Em um cenário global cada vez mais atento às questões sociais e ambientais, uma nova força está remodelando o mercado financeiro: o investimento de impacto. Essa modalidade transcende a busca pelo lucro puro, incorporando ativamente a intenção de gerar benefícios socioambientais positivos e mensuráveis, lado a lado com o retorno financeiro. Não se trata de filantropia, mas de uma abordagem estratégica que prova a viabilidade de unir propósito e rentabilidade.

A ascensão do investimento de impacto reflete uma mudança profunda na percepção de valor. Investidores, empresas e governos reconhecem a urgência de abordar desafios como mudanças climáticas, desigualdade e acesso a serviços básicos. Conforme destacado em uma análise do Project Syndicate, o pioneiro do capital de risco Sir Ronald Cohen, cofundador da Apax Partners, argumenta que estamos à beira de uma “revolução de impacto”, onde os resultados sociais, ambientais e de desenvolvimento são integrados às decisões de investimento e negócios.

Essa transformação não é apenas teórica. O mercado global de investimentos de impacto atingiu um volume de US$ 1,571 trilhão em 2024, representando um crescimento de 21% ao ano desde 2019, segundo a Global Impact Investing Network (GIIN). Esse crescimento expressivo demonstra uma consolidação do setor, que atrai cada vez mais capital institucional, além dos investidores individuais e family offices que o impulsionaram inicialmente.

A união de retorno e propósito

O investimento de impacto desafia a visão tradicional de que questões sociais e ambientais devem ser tratadas apenas por doações filantrópicas, enquanto os investimentos de mercado focam exclusivamente no retorno financeiro. Ele oferece uma oportunidade para usar a inteligência financeira a fim de catalisar o empreendedorismo com propósito, abordando alguns dos maiores desafios da sociedade.
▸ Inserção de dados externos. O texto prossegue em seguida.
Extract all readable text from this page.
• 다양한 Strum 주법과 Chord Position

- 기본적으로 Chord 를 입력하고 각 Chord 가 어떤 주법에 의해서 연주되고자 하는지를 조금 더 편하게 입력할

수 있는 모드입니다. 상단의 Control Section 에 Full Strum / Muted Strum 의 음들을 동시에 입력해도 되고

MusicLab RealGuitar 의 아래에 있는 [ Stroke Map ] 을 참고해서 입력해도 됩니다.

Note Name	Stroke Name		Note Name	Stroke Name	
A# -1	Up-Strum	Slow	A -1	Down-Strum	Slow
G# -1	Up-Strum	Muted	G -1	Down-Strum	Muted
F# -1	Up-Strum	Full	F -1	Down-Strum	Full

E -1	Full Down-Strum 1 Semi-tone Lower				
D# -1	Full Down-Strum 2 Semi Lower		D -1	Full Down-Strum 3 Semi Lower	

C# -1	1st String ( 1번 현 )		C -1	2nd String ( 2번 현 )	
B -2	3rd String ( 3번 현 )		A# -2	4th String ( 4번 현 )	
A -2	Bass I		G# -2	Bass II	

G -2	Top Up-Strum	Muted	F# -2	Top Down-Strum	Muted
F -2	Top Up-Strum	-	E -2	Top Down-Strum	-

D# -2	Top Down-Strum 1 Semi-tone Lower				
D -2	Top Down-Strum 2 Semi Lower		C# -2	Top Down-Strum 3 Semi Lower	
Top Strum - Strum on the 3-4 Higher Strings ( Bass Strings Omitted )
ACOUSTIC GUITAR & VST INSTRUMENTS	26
Estudos indicam que fundos de impacto podem gerar retornos financeiros competitivos. Um relatório da ANBIMA, por exemplo, enfatiza que os fundos de investimento de impacto buscam promover benefícios sociais e ambientais mensuráveis em setores como energia renovável, educação, saúde e habitação, sem abrir mão da rentabilidade. No Brasil, esse tipo de investimento tem ganhado destaque, com ativos sob gestão que somam mais de R$ 18,5 bilhões.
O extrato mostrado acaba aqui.